New derm surgery products stand out

August 1, 2005

Burlington, Vt. — The continually expanding array of new products for dermatologic surgeons includes several modalities that are particularly noteworthy because of their potential for enhancing efficacy and/or safety, says Glenn D. Goldman, M.D.

Burlington, Vt. - The continually expanding array of new products for dermatologic surgeons includes several modalities that are particularly noteworthy because of their potential for enhancing efficacy and/or safety, says Glenn D. Goldman, M.D.

Some new technology, he says, is endovenous ablation techniques, fractional resurfacing and automatic external defibrillators.

"Dermatologic surgeons see a number of new products introduced each year, especially new lasers, intense pulsed-light sources, microdermabrasion systems, fillers and liposuction instrumentation. However, there are some new technologies for treating lower extremity venous disease, photodamage and patients in ventricular fibrillation cardiac arrest that are interesting because they are conceptually novel and show promise to have a significant clinical impact," says Dr. Goldman, associate professor of dermatology, University of Vermont College of Medicine, Burlington.

The new treatments for leg varicosities are intended for eliminating saphenofemoral reflux and include both radiofrequency-based and laser technologies. Endovenous radiofrequency thermal ablation (VNUS) became available in 1999. It is performed under local tumescent anesthesia and involves insertion of a disposable catheter into the saphenous vein that is then threaded up to the saphenofemoral junction. As the catheter is slowly withdrawn, its radiofrequency-heated tip causes thermal damage to the vein that leads to vessel collapse and ablation of saphenofemoral reflux in well over 90 percent of cases.

"Traditional surgical techniques were successful for treating this problem, but associated with morbidity, prolonged recovery, and a risk for stasis changes," Dr. Goldman says. "This approach is less invasive, allows for rapid return to normal activities and has been associated with good long-term outcomes."

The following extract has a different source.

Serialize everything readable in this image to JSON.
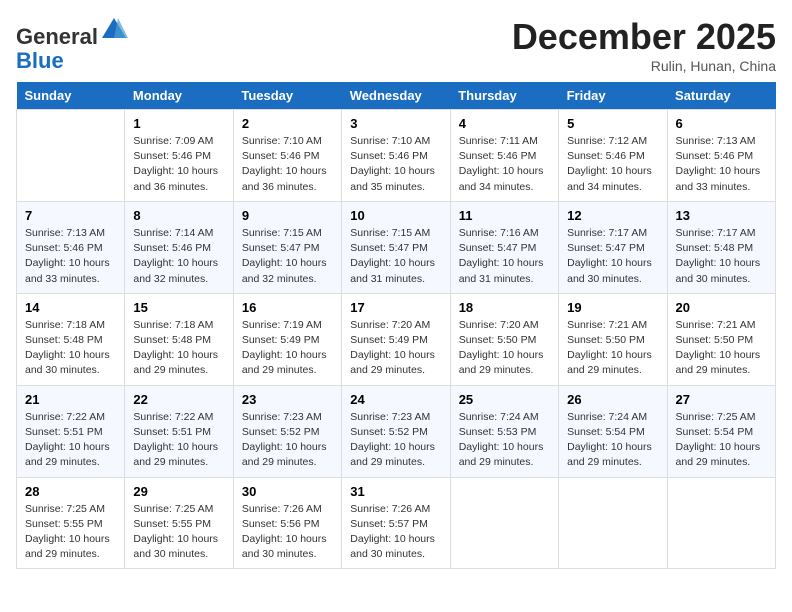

Endovenous lasers are even newer and appear to be associated with even higher occlusion rates, although the ease of the procedure, the recovery period and risks vary depending on the laser used. The first laser introduced for endovenous treatment was an 810 nm diode laser (EVLT). It causes vein collapse primarily by heating intravascular red blood cells, and was shown to be associated with 96 percent occlusion of the saphenous vein after nine months.

Subsequently, a 1320 nm diode laser (CoolTouch EV, CoolTouch Inc.) that has received U.S. Food and Drug Administration (FDA) approval offers potentially greater efficacy and safety because it causes more specific heating of collagen in the vessel wall and features an automated catheter pullback to assure uniform treatment.

In addition, it is marketed with a reusable fiber that lasts for five treatments and makes the procedure more economical. In initial clinical studies, this technology has been associated with a 100 percent closure rate. Additional studies are now under way.

"The 1320 nm laser treatment seems to have several advantages, but only time will tell which of these endovenous procedures becomes the method of choice. Nevertheless, I expect that they will likely replace ligature and vein stripping as the preferred technique for treating saphenofemoral reflux," Dr. Goldman says.

Latest resurfacing innovation

Fractional resurfacing using a 1550 nm laser (Fraxel) is a new approach to skin resurfacing that is yielding promising results as a minimal morbidity alternative to the CO2 or erbium:YAG lasers for treating photodamage and fine wrinkles. In fractional resurfacing, the handpiece is held in direct contact with the skin to produce columns of injury (60 to 100 microns in diameter) that are interspersed among areas of spared tissue (150 to 200 microns). As a result, only about 15 percent of the skin is treated at a session.

The procedure is well-tolerated under topical anesthesia, and post-treatment healing is essentially painless and very rapid - patients can return to work that day or the next. However, to achieve the desired outcome, the procedure needs to be performed in a series of four or more weekly or biweekly sessions.

"Due to concerns about treatment-related pain, prolonged healing and complications, enthusiasm for resurfacing with the CO2 and erbium:YAG lasers has waned, and many dermatologic surgeons believe nonablative procedures yield results that are modest at best," Dr. Goldman says. "Early reports on fractional resurfacing are encouraging, but we will have to wait and see. No studies have been published to date, and we look forward to such data before this new procedure can be recommended wholeheartedly."